Wednesday, March 9, 2011

One Way Descriptor Matching

Might be useful to know that Lepetit and Fua, who co-authored the Ferns and Randomized Trees Key-Point Classifier technique, are also contributors to One Way Descriptor paper.

The team devises a new patch descriptor that combines both offline and online training. Descriptor extraction is not needed for run-time query. That is why it is 'One-Way'. The goal was to save time for feature-point matching and real-time object-tracking from video. The team's experience with SLAM suggests that this technique works well objects that lacks distinguishing texture.

Training: Try to find an image with frontal view of the object-to-track. The idea is to train a classifier with the same set of feature points viewed from multiple-poses. The key-point patches came from only a few input images. They are expanded into many warped versions. At the end, a key-point patch would be represented by a set of mean-patches. Each mean-patch represents  one single pose. At each single-pose, the image is again expanded into many poses. Only this time the variations are small and around the associated pose. A mean-patch is the 'average' of patches that 'differs' a little bit around that pose.

Matching: Directly compare an incoming patch with mean-patches from all the poses of all the patches in database. (How does that work? Comparing pixels to PV)? The patches are normalized before comparison. (Some heuristics to speed up search like K-D Tree). The search not only returns a mean-patch but also its associated 'coarse' pose.

Speed up the calculation of mean-patches
The author makes use of linear method of computing mean-patches such that it would be preferable to other blurring techniques such as Gaussian. The perspective transforms to make mean-patches takes up most of the training time, too slow to be used for online training. According to the authors, it takes 300 patches to compute the mean in order to get good results. A 'math trick' allows the training will be split into two parts.

Offline Training
Principal Components Analysis is used for offline training. A reference patch is broken down into a mean and L components of principal vectors. (L is user-defined).
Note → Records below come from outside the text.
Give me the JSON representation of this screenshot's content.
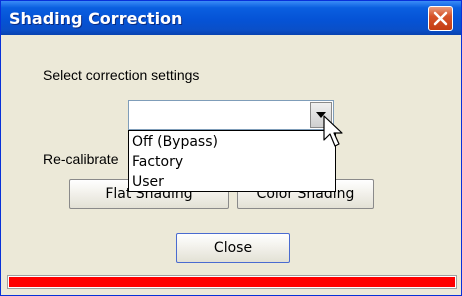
{
  "window": {
    "title": "Shading Correction"
  },
  "settings": {
    "prompt": "Select correction settings",
    "selected_value": "",
    "options": [
      "Off (Bypass)",
      "Factory",
      "User"
    ]
  },
  "recalibrate": {
    "label": "Re-calibrate"
  },
  "buttons": {
    "flat_shading": "Flat Shading",
    "color_shading": "Color Shading",
    "close": "Close"
  },
  "progress": {
    "fraction": 1.0
  },
  "colors": {
    "progress_fill": "#ff0000",
    "title_bar": "#0553d6"
  }
}
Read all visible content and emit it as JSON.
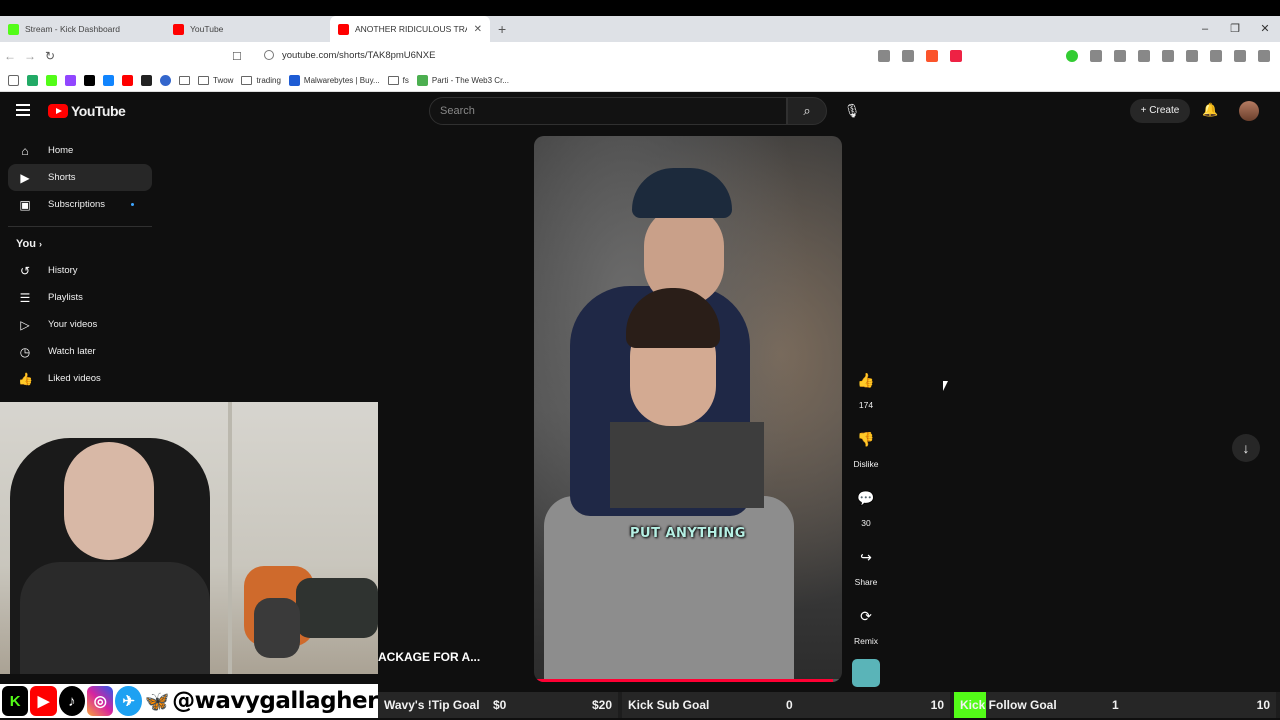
{
  "browser": {
    "tabs": [
      {
        "title": "Stream - Kick Dashboard",
        "color": "#53fc18"
      },
      {
        "title": "YouTube",
        "color": "#ff0000"
      },
      {
        "title": "ANOTHER RIDICULOUS TRAD",
        "color": "#ff0000",
        "active": true
      }
    ],
    "url": "youtube.com/shorts/TAK8pmU6NXE",
    "bookmarks": [
      "Twow",
      "trading",
      "Malwarebytes | Buy...",
      "fs",
      "Parti - The Web3 Cr..."
    ]
  },
  "header": {
    "logo": "YouTube",
    "search_placeholder": "Search",
    "create_label": "Create"
  },
  "sidebar": {
    "items_top": [
      {
        "label": "Home",
        "icon": "home-icon"
      },
      {
        "label": "Shorts",
        "icon": "shorts-icon",
        "active": true
      },
      {
        "label": "Subscriptions",
        "icon": "subscriptions-icon"
      }
    ],
    "you_heading": "You",
    "items_you": [
      {
        "label": "History",
        "icon": "history-icon"
      },
      {
        "label": "Playlists",
        "icon": "playlists-icon"
      },
      {
        "label": "Your videos",
        "icon": "your-videos-icon"
      },
      {
        "label": "Watch later",
        "icon": "watch-later-icon"
      },
      {
        "label": "Liked videos",
        "icon": "liked-videos-icon"
      }
    ]
  },
  "short": {
    "caption": "PUT ANYTHING",
    "title_fragment": "ACKAGE FOR A...",
    "progress": 0.97,
    "likes": "174",
    "dislike_label": "Dislike",
    "comments": "30",
    "share_label": "Share",
    "remix_label": "Remix"
  },
  "social": {
    "handle": "@wavygallagher"
  },
  "goals": [
    {
      "name": "Wavy's !Tip Goal",
      "current": "$0",
      "max": "$20",
      "progress": 0
    },
    {
      "name": "Kick Sub Goal",
      "current": "0",
      "max": "10",
      "progress": 0
    },
    {
      "name": "Kick Follow Goal",
      "current": "1",
      "max": "10",
      "progress": 0.1
    }
  ]
}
So instead of warping the image patch in terms of pixel-arrays, it will be acted on means and principal vectors. The mean-patch is a weighted sum of the average-warped-means and average-warped-PVs.

Online Training
With the offline training done the heavy lifting - and the mean-patch calculation now only requires time proportional to the number of PV components, not the number of 'small-warps'. The major work left in online-training is to deduce the 'weights' for each new patch. It will be projected into eigenvector space and solve for a set of coefficients (weights). These will be used to compute a mean patch - the linear sum. (But which feature-point-pose eigenvector-space to use?!)

Demo Application (one_way_sample.cpp)
The demo code makes use of OneWayDescriptorBase (not the OneWayDescriptorMatcher).
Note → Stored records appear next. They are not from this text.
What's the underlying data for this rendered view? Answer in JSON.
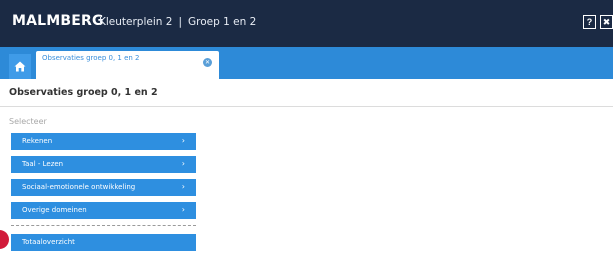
{
  "header": {
    "brand": "MALMBERG",
    "breadcrumb": [
      "Kleuterplein 2",
      "Groep 1 en 2"
    ],
    "separator": "|",
    "help_label": "?",
    "close_label": "✖",
    "colors": {
      "background": "#1b2a44",
      "text": "#ffffff"
    }
  },
  "tabbar": {
    "home_icon": "home-icon",
    "tabs": [
      {
        "label": "Observaties groep 0, 1 en 2",
        "close_icon": "close-circle-icon",
        "active": true
      }
    ],
    "colors": {
      "background": "#2d8ad8",
      "active_tab": "#ffffff"
    }
  },
  "main": {
    "title": "Observaties groep 0, 1 en 2",
    "select_label": "Selecteer",
    "categories": [
      {
        "label": "Rekenen",
        "icon": "chevron-right-icon"
      },
      {
        "label": "Taal - Lezen",
        "icon": "chevron-right-icon"
      },
      {
        "label": "Sociaal-emotionele ontwikkeling",
        "icon": "chevron-right-icon"
      },
      {
        "label": "Overige domeinen",
        "icon": "chevron-right-icon"
      }
    ],
    "summary_button": "Totaaloverzicht",
    "colors": {
      "button": "#2e8fe0",
      "marker": "#d11a3a"
    }
  }
}
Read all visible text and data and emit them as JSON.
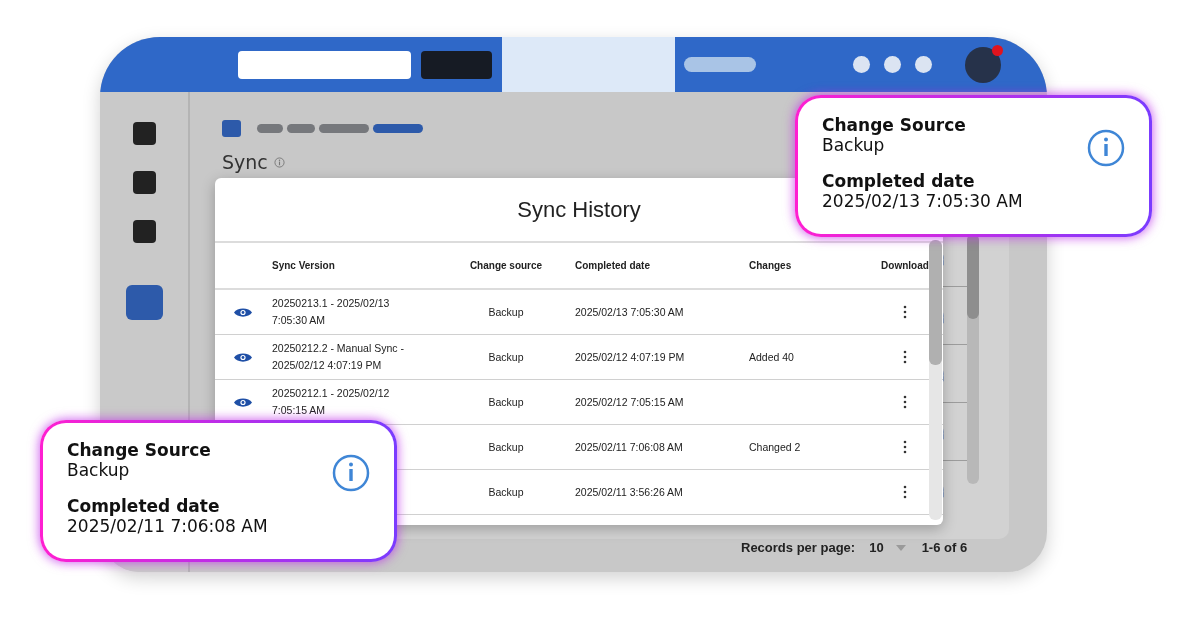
{
  "sidebar": {
    "items": [
      {
        "selected": false
      },
      {
        "selected": false
      },
      {
        "selected": false
      },
      {
        "selected": true
      }
    ]
  },
  "page_title": "Sync",
  "modal": {
    "title": "Sync History",
    "columns": [
      "Sync Version",
      "Change source",
      "Completed date",
      "Changes",
      "Download"
    ],
    "rows": [
      {
        "version": "20250213.1 - 2025/02/13 7:05:30 AM",
        "source": "Backup",
        "date": "2025/02/13 7:05:30 AM"
      },
      {
        "version": "20250212.2 - Manual Sync - 2025/02/12 4:07:19 PM",
        "source": "Backup",
        "date": "2025/02/12 4:07:19 PM",
        "changes": "Added 40"
      },
      {
        "version": "20250212.1 - 2025/02/12 7:05:15 AM",
        "source": "Backup",
        "date": "2025/02/12 7:05:15 AM"
      },
      {
        "source": "Backup",
        "date": "2025/02/11 7:06:08 AM",
        "changes": "Changed 2"
      },
      {
        "source": "Backup",
        "date": "2025/02/11 3:56:26 AM"
      }
    ]
  },
  "pagination": {
    "label": "Records per page:",
    "per_page": "10",
    "range": "1-6 of 6"
  },
  "callouts": [
    {
      "label_1": "Change Source",
      "value_1": "Backup",
      "label_2": "Completed date",
      "value_2": "2025/02/13 7:05:30 AM"
    },
    {
      "label_1": "Change Source",
      "value_1": "Backup",
      "label_2": "Completed date",
      "value_2": "2025/02/11 7:06:08 AM"
    }
  ]
}
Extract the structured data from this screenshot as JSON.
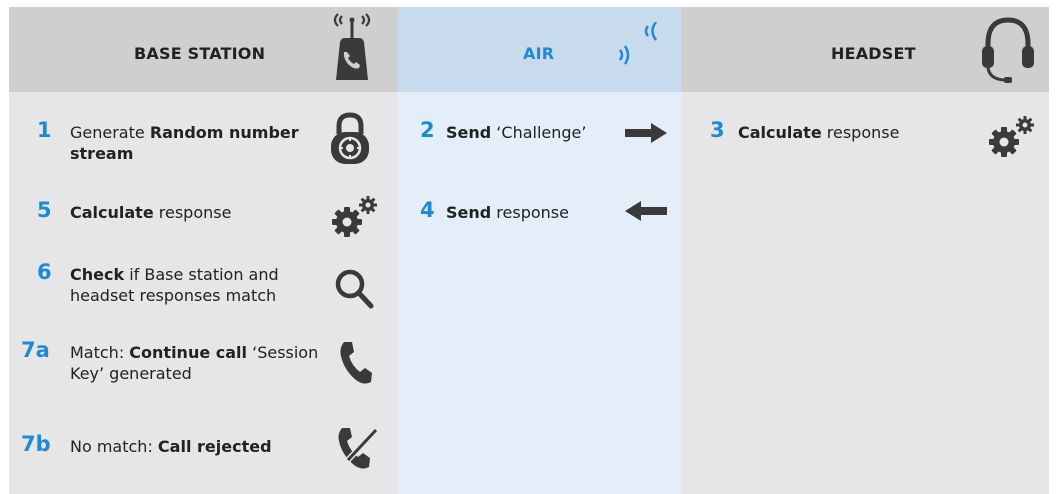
{
  "headers": {
    "base_station": "BASE STATION",
    "air": "AIR",
    "headset": "HEADSET"
  },
  "steps": {
    "s1": {
      "num": "1",
      "pre": "Generate ",
      "bold": "Random number stream",
      "post": ""
    },
    "s2": {
      "num": "2",
      "pre": "",
      "bold": "Send",
      "post": " ‘Challenge’"
    },
    "s3": {
      "num": "3",
      "pre": "",
      "bold": "Calculate",
      "post": " response"
    },
    "s4": {
      "num": "4",
      "pre": "",
      "bold": "Send",
      "post": " response"
    },
    "s5": {
      "num": "5",
      "pre": "",
      "bold": "Calculate",
      "post": " response"
    },
    "s6": {
      "num": "6",
      "pre": "",
      "bold": "Check",
      "post": " if Base station and headset responses match"
    },
    "s7a": {
      "num": "7a",
      "pre": "Match: ",
      "bold": "Continue call",
      "post": " ‘Session Key’ generated"
    },
    "s7b": {
      "num": "7b",
      "pre": "No match:  ",
      "bold": "Call rejected",
      "post": ""
    }
  },
  "icons": {
    "base_station": "base-station-phone-icon",
    "air": "wireless-signal-icon",
    "headset": "headset-icon",
    "s1": "padlock-icon",
    "s2": "arrow-right-icon",
    "s3": "gears-icon",
    "s4": "arrow-left-icon",
    "s5": "gears-icon",
    "s6": "magnifier-icon",
    "s7a": "phone-handset-icon",
    "s7b": "phone-rejected-icon"
  },
  "colors": {
    "accent_blue": "#1e8ad6",
    "icon_dark": "#3a3a3a",
    "panel_gray": "#e6e6e6",
    "panel_blue": "#e3eef8"
  }
}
Offline phase: Build the mean-patches from a set of 2 images (same chessboard viewed from 2 different angles). The number of 'dimensions' (L) is set to 100 by default. The image patches are of size 24x24. OpenCV implementation uses SURF to detect key-points from training images. And it does 2 versions of it, another one is half the specified patch-dimensions(12x12). The paper mentions something about this to improve consistency. There will be 50 random poses for each patch. The result would be saved to pca.yml file. And it would be loaded back in as a PCA as an array of OneWayDescriptor. I am so far unable to find the definition of how many 'small-pose-changes' from which the 'mean' is computed.
Online phase: SURF detector is used to detect key-points from the reference input image. The OneWayDescriptorBase would compute One-Way Descriptors for these key-points.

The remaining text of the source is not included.